Southern white rhinos
For the last 20 years we’ve been part of a breeding programme for southern white rhinos. Set up in response to the rapid decline of wild white rhino populations in Africa, the project has been a huge success for us with six baby rhinos born at the safari park so far.
Many people are unaware that some species of giraffe are currently critically endangered. Our giraffes are hybrids, which means they are a mixture of different sub-species. Modern zoos only breed giraffes of the same sub-species so, by providing a home for hybrid females, we’re allowing other zoos to continue their vital breeding programmes.
All our lions were born in captivity and roam across a specially designed habitat here at the park. Working with other zoos, we provide samples to help genetically profile African lions. This data helps to develop further breeding programmes and safeguard the future of declining populations in the wild.
Due to severe deforestation in Madagascar, red-ruffed lemurs are now critically endangered. Our breeding group of red-ruffed lemurs have been a success story, with the last baby being born in 2022.
Crowned lemurs are listed as endangered and we are home to an adorable breeding pair.
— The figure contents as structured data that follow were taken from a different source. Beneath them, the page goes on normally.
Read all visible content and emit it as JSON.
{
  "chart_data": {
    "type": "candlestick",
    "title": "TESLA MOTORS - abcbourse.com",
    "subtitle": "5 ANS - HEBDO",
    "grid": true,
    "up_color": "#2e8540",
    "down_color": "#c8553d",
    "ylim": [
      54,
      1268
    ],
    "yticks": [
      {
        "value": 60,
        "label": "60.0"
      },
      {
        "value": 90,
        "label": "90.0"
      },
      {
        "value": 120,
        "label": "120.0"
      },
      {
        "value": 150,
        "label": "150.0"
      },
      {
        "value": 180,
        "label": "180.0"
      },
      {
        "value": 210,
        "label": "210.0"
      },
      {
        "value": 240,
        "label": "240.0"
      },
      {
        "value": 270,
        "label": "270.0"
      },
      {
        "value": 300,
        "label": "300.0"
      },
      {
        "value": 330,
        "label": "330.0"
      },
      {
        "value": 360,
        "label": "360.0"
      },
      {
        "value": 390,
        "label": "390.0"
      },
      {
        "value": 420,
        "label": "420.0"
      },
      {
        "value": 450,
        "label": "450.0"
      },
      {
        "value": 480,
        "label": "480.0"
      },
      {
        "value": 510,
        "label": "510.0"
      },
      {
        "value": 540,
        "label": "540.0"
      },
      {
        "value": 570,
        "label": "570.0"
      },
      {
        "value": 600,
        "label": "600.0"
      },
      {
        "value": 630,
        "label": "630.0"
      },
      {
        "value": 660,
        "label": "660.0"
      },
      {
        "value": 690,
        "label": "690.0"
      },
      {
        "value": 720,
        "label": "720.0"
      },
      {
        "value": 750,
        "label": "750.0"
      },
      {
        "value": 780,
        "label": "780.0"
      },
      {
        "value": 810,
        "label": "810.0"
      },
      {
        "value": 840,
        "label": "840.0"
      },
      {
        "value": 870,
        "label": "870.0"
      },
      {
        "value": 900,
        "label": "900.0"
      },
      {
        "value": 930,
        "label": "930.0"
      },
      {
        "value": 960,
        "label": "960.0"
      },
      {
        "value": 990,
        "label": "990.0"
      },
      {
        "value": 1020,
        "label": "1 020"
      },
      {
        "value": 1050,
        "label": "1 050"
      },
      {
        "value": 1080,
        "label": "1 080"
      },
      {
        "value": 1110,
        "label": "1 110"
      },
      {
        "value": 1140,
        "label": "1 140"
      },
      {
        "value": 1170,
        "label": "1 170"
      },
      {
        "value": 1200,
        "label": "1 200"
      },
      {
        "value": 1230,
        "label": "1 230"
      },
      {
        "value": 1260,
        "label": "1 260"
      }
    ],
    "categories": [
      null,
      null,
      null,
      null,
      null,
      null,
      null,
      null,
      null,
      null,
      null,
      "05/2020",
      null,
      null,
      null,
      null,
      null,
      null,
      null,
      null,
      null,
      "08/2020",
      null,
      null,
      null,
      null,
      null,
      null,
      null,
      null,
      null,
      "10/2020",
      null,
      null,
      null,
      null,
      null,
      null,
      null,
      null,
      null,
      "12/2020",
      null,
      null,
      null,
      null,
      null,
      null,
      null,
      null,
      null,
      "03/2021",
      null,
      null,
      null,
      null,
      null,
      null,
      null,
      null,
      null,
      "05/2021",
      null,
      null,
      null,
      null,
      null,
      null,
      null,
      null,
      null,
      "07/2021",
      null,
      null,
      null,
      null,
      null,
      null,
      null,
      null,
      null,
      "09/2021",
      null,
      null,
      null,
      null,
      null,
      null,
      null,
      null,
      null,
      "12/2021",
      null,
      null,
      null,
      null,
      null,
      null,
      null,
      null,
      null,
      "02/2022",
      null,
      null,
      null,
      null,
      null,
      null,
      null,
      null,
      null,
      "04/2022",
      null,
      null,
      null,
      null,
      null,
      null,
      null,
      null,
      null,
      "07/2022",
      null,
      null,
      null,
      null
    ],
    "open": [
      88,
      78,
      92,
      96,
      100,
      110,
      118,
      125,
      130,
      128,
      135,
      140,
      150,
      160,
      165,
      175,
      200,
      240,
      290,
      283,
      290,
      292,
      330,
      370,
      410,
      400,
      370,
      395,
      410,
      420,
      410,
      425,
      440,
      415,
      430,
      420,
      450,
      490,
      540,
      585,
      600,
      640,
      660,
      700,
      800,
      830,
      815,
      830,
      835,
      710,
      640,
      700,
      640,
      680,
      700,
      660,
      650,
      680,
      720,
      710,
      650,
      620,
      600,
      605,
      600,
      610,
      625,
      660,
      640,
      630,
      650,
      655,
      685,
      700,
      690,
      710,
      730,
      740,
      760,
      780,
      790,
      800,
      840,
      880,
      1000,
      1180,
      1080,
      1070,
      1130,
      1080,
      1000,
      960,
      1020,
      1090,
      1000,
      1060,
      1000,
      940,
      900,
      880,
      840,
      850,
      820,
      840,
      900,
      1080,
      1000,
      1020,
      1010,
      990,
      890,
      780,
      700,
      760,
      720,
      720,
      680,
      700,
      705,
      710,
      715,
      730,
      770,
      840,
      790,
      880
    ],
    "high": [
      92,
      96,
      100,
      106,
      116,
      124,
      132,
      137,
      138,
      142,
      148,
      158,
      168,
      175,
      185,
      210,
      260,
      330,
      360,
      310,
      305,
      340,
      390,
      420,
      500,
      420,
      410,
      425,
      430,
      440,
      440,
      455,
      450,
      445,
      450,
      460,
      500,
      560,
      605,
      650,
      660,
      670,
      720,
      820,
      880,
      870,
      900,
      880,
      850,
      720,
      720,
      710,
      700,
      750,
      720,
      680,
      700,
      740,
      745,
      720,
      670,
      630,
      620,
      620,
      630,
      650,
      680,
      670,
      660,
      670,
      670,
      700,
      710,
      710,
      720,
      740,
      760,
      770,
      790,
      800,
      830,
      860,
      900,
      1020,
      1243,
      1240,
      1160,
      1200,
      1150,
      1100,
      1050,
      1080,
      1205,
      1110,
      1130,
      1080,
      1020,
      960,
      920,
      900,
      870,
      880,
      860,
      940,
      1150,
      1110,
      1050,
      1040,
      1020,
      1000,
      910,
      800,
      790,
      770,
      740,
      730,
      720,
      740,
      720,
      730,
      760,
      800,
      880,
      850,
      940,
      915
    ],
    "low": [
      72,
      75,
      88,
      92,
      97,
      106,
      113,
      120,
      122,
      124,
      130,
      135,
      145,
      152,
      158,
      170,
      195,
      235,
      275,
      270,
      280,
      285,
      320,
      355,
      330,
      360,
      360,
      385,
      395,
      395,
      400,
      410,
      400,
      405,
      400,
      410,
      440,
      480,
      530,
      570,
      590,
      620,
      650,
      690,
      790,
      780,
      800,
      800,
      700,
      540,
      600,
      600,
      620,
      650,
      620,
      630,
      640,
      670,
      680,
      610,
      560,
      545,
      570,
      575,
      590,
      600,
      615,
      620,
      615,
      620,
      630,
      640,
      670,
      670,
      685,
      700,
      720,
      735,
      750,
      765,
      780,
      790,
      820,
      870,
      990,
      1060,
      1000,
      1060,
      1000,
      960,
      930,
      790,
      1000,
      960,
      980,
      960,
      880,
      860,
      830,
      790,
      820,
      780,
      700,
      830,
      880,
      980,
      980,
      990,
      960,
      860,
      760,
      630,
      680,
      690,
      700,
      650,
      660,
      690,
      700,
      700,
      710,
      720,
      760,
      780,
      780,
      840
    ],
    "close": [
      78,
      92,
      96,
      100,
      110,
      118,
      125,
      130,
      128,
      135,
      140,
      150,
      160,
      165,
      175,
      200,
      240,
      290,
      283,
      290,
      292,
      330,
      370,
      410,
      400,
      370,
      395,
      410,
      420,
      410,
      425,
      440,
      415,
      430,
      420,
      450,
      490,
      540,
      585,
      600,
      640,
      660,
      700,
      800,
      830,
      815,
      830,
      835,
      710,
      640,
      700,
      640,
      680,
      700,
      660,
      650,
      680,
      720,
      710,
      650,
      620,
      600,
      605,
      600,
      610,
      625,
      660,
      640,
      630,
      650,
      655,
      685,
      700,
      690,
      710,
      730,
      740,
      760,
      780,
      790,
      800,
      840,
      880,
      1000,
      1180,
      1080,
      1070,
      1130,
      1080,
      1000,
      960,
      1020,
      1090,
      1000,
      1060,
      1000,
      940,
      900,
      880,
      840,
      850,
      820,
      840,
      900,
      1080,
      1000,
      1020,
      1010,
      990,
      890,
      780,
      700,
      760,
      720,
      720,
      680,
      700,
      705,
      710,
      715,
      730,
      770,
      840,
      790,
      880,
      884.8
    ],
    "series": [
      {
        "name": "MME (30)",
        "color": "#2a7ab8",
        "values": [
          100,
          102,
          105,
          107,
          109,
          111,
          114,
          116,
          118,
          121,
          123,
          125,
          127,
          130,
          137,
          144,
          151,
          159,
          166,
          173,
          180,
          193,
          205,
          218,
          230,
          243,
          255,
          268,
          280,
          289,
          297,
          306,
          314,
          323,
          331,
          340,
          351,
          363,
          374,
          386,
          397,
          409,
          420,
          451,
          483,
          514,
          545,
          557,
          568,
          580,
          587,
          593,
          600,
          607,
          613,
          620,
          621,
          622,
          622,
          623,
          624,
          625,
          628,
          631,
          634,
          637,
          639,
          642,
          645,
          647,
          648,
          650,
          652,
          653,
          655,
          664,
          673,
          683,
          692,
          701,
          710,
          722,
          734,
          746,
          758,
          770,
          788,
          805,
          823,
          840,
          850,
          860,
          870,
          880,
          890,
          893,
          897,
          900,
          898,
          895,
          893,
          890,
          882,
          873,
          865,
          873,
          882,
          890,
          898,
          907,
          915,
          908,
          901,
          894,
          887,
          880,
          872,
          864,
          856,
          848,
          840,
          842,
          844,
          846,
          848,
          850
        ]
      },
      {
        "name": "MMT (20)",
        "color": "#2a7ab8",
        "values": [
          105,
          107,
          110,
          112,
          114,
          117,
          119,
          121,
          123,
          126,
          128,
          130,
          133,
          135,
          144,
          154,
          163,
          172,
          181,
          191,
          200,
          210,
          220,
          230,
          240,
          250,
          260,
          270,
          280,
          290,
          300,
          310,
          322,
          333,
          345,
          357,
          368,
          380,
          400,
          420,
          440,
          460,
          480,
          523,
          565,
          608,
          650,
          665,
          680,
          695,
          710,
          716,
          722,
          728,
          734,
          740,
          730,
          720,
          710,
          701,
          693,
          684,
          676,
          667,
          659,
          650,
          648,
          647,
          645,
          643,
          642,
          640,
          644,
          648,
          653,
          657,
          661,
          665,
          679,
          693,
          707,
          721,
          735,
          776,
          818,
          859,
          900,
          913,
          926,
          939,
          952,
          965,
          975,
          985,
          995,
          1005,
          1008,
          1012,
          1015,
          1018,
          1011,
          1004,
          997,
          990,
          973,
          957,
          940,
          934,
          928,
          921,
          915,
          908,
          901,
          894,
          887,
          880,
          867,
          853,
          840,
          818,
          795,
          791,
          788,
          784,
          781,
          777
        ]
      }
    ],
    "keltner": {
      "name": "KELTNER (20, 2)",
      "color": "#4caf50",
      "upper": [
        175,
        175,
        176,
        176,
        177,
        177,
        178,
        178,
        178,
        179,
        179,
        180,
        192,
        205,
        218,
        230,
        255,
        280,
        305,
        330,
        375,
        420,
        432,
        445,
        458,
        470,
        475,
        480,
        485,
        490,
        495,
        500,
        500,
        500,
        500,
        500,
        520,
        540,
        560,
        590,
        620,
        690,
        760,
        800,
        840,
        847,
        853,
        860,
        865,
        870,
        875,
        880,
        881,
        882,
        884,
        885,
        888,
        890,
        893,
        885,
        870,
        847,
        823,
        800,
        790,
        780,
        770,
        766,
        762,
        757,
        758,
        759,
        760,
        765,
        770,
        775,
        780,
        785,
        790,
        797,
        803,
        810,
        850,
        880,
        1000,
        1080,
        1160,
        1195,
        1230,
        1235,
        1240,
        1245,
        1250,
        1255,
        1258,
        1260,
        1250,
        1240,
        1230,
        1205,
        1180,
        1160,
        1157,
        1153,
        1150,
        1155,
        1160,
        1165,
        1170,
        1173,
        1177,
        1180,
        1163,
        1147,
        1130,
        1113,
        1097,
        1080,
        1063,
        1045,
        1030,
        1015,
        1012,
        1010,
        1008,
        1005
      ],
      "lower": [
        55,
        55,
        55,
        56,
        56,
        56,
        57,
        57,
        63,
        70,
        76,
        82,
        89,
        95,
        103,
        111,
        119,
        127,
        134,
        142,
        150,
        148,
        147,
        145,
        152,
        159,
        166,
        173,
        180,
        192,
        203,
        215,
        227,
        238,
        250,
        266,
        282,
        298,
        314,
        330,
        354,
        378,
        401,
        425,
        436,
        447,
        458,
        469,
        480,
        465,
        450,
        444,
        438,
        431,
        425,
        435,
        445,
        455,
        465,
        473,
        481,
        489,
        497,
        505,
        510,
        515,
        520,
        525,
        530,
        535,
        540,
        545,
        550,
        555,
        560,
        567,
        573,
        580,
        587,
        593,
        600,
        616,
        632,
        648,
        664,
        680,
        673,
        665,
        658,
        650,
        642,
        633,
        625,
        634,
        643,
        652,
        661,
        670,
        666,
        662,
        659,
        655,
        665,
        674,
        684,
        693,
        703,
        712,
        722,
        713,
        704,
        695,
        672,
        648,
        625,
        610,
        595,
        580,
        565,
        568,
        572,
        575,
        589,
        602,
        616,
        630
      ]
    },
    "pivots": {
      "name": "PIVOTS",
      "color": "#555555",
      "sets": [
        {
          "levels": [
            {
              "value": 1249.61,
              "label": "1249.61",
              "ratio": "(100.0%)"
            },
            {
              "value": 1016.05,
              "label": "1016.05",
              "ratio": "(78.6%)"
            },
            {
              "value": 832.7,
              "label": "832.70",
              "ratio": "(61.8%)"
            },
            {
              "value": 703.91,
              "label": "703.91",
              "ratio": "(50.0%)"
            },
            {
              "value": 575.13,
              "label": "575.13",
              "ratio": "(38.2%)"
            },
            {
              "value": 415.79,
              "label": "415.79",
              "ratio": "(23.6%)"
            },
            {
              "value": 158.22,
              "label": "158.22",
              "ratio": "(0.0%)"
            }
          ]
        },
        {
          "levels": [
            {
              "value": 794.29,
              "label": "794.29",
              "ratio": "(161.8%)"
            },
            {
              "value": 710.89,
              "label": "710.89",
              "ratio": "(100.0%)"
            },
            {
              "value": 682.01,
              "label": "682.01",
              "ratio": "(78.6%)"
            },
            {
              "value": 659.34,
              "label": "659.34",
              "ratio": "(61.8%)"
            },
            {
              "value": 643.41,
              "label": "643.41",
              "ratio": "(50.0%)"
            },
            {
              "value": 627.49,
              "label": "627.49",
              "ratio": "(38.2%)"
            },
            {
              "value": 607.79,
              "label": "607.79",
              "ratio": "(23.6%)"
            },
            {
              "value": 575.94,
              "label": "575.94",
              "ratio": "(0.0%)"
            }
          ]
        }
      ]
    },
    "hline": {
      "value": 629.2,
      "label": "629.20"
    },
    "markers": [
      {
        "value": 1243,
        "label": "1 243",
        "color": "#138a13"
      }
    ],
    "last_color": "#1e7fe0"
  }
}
The happy couple are inseparable and we are hopeful that we will see some babies in the future.
Black and white lemurs
Like the red-ruffed lemur, black and white lemurs are critically endangered. We have one breeding pair at the park, with quadruplets born at the Park in 2021 and twins born in 2022.
Relocated from Gibraltar in 2014, our large Barbary macaque troop have adapted well to their new home and are breeding successfully. Regular new arrivals all help to bolster numbers of this now endangered species.
Amur tigers are critically endangered and a very important species for us to have here at the park. We have one male (Vitali) and one female (Hope). As they’re still quite young, the pair are not currently part of a breeding programme, but we may look to breed them in the future.